Benchmark suite

Every methodology version is run against a versioned suite of SM&CR scenarios before it ships. A regression blocks the version bump. This page documents the suite, the metrics, and the scope of what it tests.

Last updated: 31 May 2026

Why publish this

A pre-merge regression test is the most concrete defence against silent methodology drift. We publish the existence and structure of that suite so a CCO evaluating CoverProof can verify “we benchmark our prompts” as a structural commitment rather than a marketing claim.

We keep the raw fixture content internal so the suite remains a reliable regression detector and not part of any model’s training surface.

The suite at a glance

Three synthetic SM&CR fixtures covering distinct firm archetypes: fully-covered baseline (all Low expected), high-gap boutique (mixed High/Medium/Low expected), grey-area edge cases (deliberately ambiguous roles).
Per-row legal rationale for the expected verdict is documented alongside each fixture row — explicitly what statutory test the expected classification reflects.
Versioned outputs. Every benchmark run is written to a JSON file underscripts/benchmark-results/{methodologyVersion}-{date}.json recording the methodology version, timestamp, and per-row result.
Diff tool. Two result files can be diffed to surfaceREGRESSION, IMPROVEMENT, DRIFT, andUNCHANGED rows. Regressions block a methodology-version bump.

Metrics computed

Pass rate per fixture. Number of rows where both AI verdicts (s.250 status, governance coverage) match the documented expected result.
Disagreement breakdown. Where the AI disagrees with expected, classified by kind: s.250 status, governance coverage, confidence delta > 30pp.
Methodology version delta. Comparison of pass rate and disagreement breakdown across two methodology versions.

Scope of the regression suite

The benchmark is a regression detector — its job is to catch a methodology version producing worse verdicts than the prior version on known scenarios. Read in that frame:

Targeted, not exhaustive. The current suite is approximately 19 named scenarios across three fixtures, chosen to cover the SM&CR role taxonomy and Section 250 edge cases. A passing run means no regression against those scenarios; it is a quality gate, not a generalisation guarantee.
Synthetic by design. Fixtures are constructed from public role descriptions, which keeps them reproducible, shareable internally, and free of firm-specific data. Real-firm registers add noise, abbreviations, and legacy role labels — the human reviewer queue is where those get caught.
Anchored to the statute. Section 250 has not yet been judicially interpreted. Expected verdicts reflect the verbatim s.250(3) functional test; if a court ever reads the test differently, the methodology and the suite update together.
Internal regression detector. Expected verdicts and prompts are maintained by the same team — this is by design for a fast pre-merge gate. Independent review of the methodology itself is documented separately on Methodology.
Designed to sit alongside your review. Every CoverProof classification routes through your compliance team’s reviewer queue before any declaration is sent. The benchmark catches drift in the model; your team catches anything the model missed on your specific register.
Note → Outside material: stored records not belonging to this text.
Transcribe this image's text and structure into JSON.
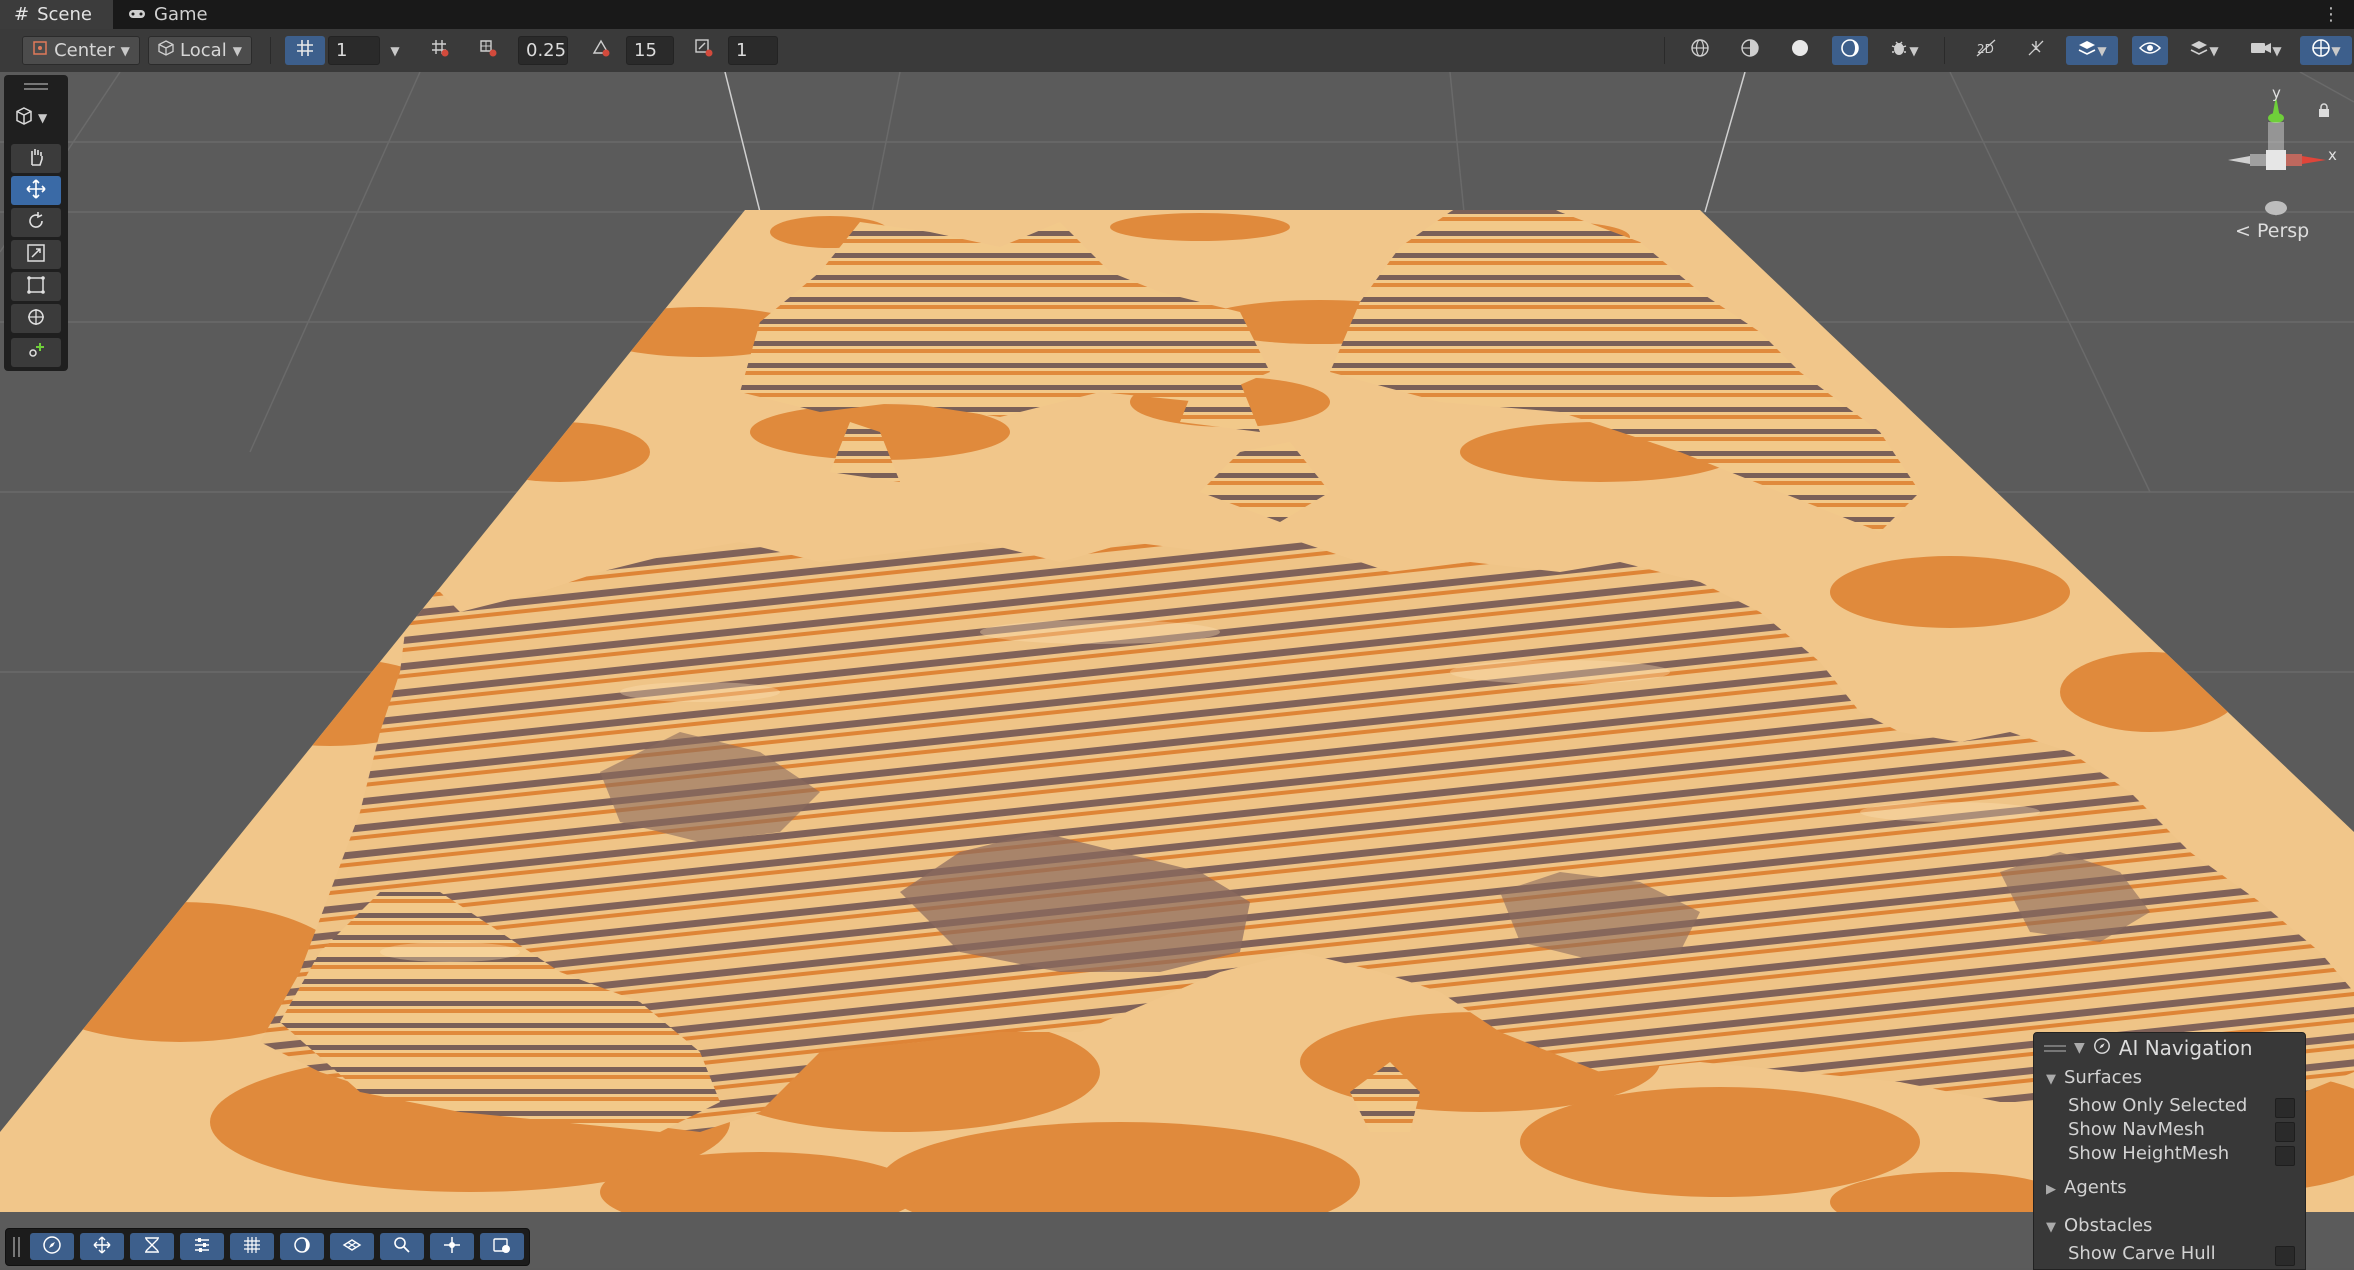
{
  "tabs": [
    {
      "label": "Scene",
      "icon": "hash-icon",
      "active": true
    },
    {
      "label": "Game",
      "icon": "gamepad-icon",
      "active": false
    }
  ],
  "toolbar": {
    "pivot_mode": "Center",
    "pivot_rotation": "Local",
    "grid_size": "1",
    "snap_increment": "0.25",
    "rotate_snap": "15",
    "scale_snap": "1"
  },
  "tools": [
    "hand-tool",
    "move-tool",
    "rotate-tool",
    "scale-tool",
    "rect-tool",
    "transform-tool",
    "custom-tool"
  ],
  "gizmo": {
    "y_label": "y",
    "x_label": "x",
    "projection": "Persp"
  },
  "ai_navigation": {
    "title": "AI Navigation",
    "surfaces": {
      "label": "Surfaces",
      "items": [
        "Show Only Selected",
        "Show NavMesh",
        "Show HeightMesh"
      ]
    },
    "agents": {
      "label": "Agents"
    },
    "obstacles": {
      "label": "Obstacles",
      "items": [
        "Show Carve Hull"
      ]
    }
  },
  "colors": {
    "sand_light": "#f2c98a",
    "sand_orange": "#e08a3c",
    "rock_brown": "#7a6058",
    "accent_blue": "#3d5f8c",
    "axis_y": "#6fcf3a",
    "axis_x": "#e0453a"
  }
}
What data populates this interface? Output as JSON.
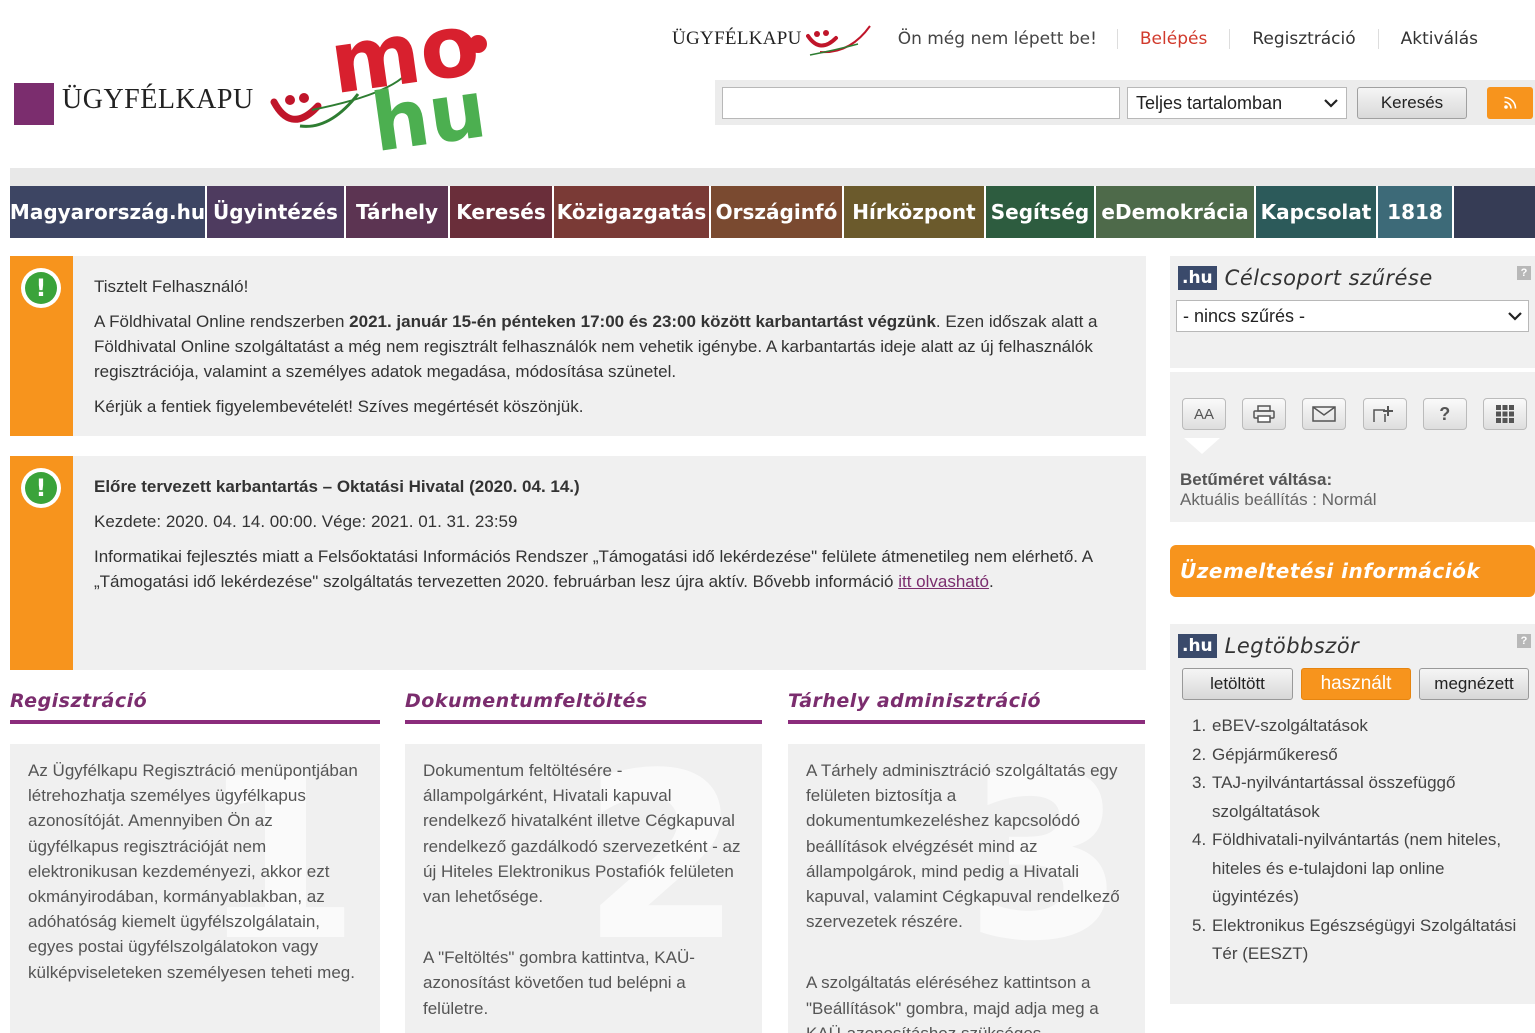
{
  "header": {
    "logo_text": "ÜGYFÉLKAPU",
    "mohu_text": "mo hu",
    "small_logo_text": "ÜGYFÉLKAPU",
    "login_status": "Ön még nem lépett be!",
    "login_link": "Belépés",
    "register_link": "Regisztráció",
    "activate_link": "Aktiválás"
  },
  "search": {
    "value": "",
    "scope_selected": "Teljes tartalomban",
    "button": "Keresés",
    "rss_icon": "rss-icon"
  },
  "nav": {
    "items": [
      {
        "label": "Magyarország.hu",
        "color": "#3d4563"
      },
      {
        "label": "Ügyintézés",
        "color": "#4e3b5f"
      },
      {
        "label": "Tárhely",
        "color": "#5c3452"
      },
      {
        "label": "Keresés",
        "color": "#6a2e3a"
      },
      {
        "label": "Közigazgatás",
        "color": "#7a3a36"
      },
      {
        "label": "Országinfó",
        "color": "#7a4a30"
      },
      {
        "label": "Hírközpont",
        "color": "#6b5a2c"
      },
      {
        "label": "Segítség",
        "color": "#2d5c3f"
      },
      {
        "label": "eDemokrácia",
        "color": "#4e6a4a"
      },
      {
        "label": "Kapcsolat",
        "color": "#2c5a5a"
      },
      {
        "label": "1818",
        "color": "#3d6a78"
      }
    ],
    "tail_color": "#363c55"
  },
  "notice1": {
    "greeting": "Tisztelt Felhasználó!",
    "text_before": "A Földhivatal Online rendszerben ",
    "text_bold": "2021. január 15-én pénteken 17:00 és 23:00 között karbantartást végzünk",
    "text_after": ". Ezen időszak alatt a Földhivatal Online szolgáltatást a még nem regisztrált felhasználók nem vehetik igénybe. A karbantartás ideje alatt az új felhasználók regisztrációja, valamint a személyes adatok megadása, módosítása szünetel.",
    "closing": "Kérjük a fentiek figyelembevételét! Szíves megértését köszönjük."
  },
  "notice2": {
    "title": "Előre tervezett karbantartás – Oktatási Hivatal (2020. 04. 14.)",
    "dates": "Kezdete: 2020. 04. 14. 00:00. Vége: 2021. 01. 31. 23:59",
    "text": "Informatikai fejlesztés miatt a Felsőoktatási Információs Rendszer „Támogatási idő lekérdezése\" felülete átmenetileg nem elérhető. A „Támogatási idő lekérdezése\" szolgáltatás tervezetten 2020. februárban lesz újra aktív. Bővebb információ ",
    "link": "itt olvasható",
    "end": "."
  },
  "columns": [
    {
      "title": "Regisztráció",
      "number": "1",
      "paragraphs": [
        "Az Ügyfélkapu Regisztráció menüpontjában létrehozhatja személyes ügyfélkapus azonosítóját. Amennyiben Ön az ügyfélkapus regisztrációját nem elektronikusan kezdeményezi, akkor ezt okmányirodában, kormányablakban, az adóhatóság kiemelt ügyfélszolgálatain, egyes postai ügyfélszolgálatokon vagy külképviseleteken személyesen teheti meg."
      ]
    },
    {
      "title": "Dokumentumfeltöltés",
      "number": "2",
      "paragraphs": [
        "Dokumentum feltöltésére - állampolgárként, Hivatali kapuval rendelkező hivatalként illetve Cégkapuval rendelkező gazdálkodó szervezetként - az új Hiteles Elektronikus Postafiók felületen van lehetősége.",
        "A \"Feltöltés\" gombra kattintva, KAÜ-azonosítást követően tud belépni a felületre."
      ]
    },
    {
      "title": "Tárhely adminisztráció",
      "number": "3",
      "paragraphs": [
        "A Tárhely adminisztráció szolgáltatás egy felületen biztosítja a dokumentumkezeléshez kapcsolódó beállítások elvégzését mind az állampolgárok, mind pedig a Hivatali kapuval, valamint Cégkapuval rendelkező szervezetek részére.",
        "A szolgáltatás eléréséhez kattintson a \"Beállítások\" gombra, majd adja meg a KAÜ-azonosításhoz szükséges"
      ]
    }
  ],
  "sidebar": {
    "hu_badge": ".hu",
    "filter_title": "Célcsoport szűrése",
    "filter_selected": "- nincs szűrés -",
    "help": "?",
    "tools": {
      "font": "AA",
      "help": "?"
    },
    "font_label": "Betűméret váltása:",
    "font_value": "Aktuális beállítás : Normál",
    "ops_title": "Üzemeltetési információk",
    "popular_title": "Legtöbbször",
    "tabs": [
      "letöltött",
      "használt",
      "megnézett"
    ],
    "active_tab": "használt",
    "popular_items": [
      "eBEV-szolgáltatások",
      "Gépjárműkereső",
      "TAJ-nyilvántartással összefüggő szolgáltatások",
      "Földhivatali-nyilvántartás (nem hiteles, hiteles és e-tulajdoni lap online ügyintézés)",
      "Elektronikus Egészségügyi Szolgáltatási Tér (EESZT)"
    ]
  }
}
What ships publicly vs stays internal

Public: suite structure, metric definitions, the scope above, and the commitment that regressions block a methodology version bump.
Public from launch: aggregate pass rate per methodology version, with the scope statement linked alongside every published number.
Internal only: raw fixture rows, per-row diffs between methodology versions, and the specific edge-case wording — protecting the suite’s value as a regression detector.

Published benchmark caveats

Source limits

Benchmark context is calculated only from coverage-asset rows with complete provenance. It is source context, not complete market coverage or an FCA dataset.

Sample-size caveat

Published benchmark context reflects the current qualified sample only. Low-count, stale, or mixed-provenance samples are suppressed instead of being stretched into market-wide claims.

Freshness

Freshness is tied to the source date range and retrieval time. A new retrieval does not make the underlying register data newer.

Methodology and hashes

Renderable stats must carry a methodology version and output hash prefix. Missing or mixed provenance suppresses the benchmark output.

Claim boundary

Asset-derived aggregate benchmark context only; sample-size caveat applies; no certainty, not FCA endorsement, not complete market coverage, not a market benchmark, and not a legal conclusion.

No-certainty caveat

Benchmark figures are directional context for interpreting source-role coverage. They do not certify a firm, predict a regulator or court outcome, or prove Section 250 compliance.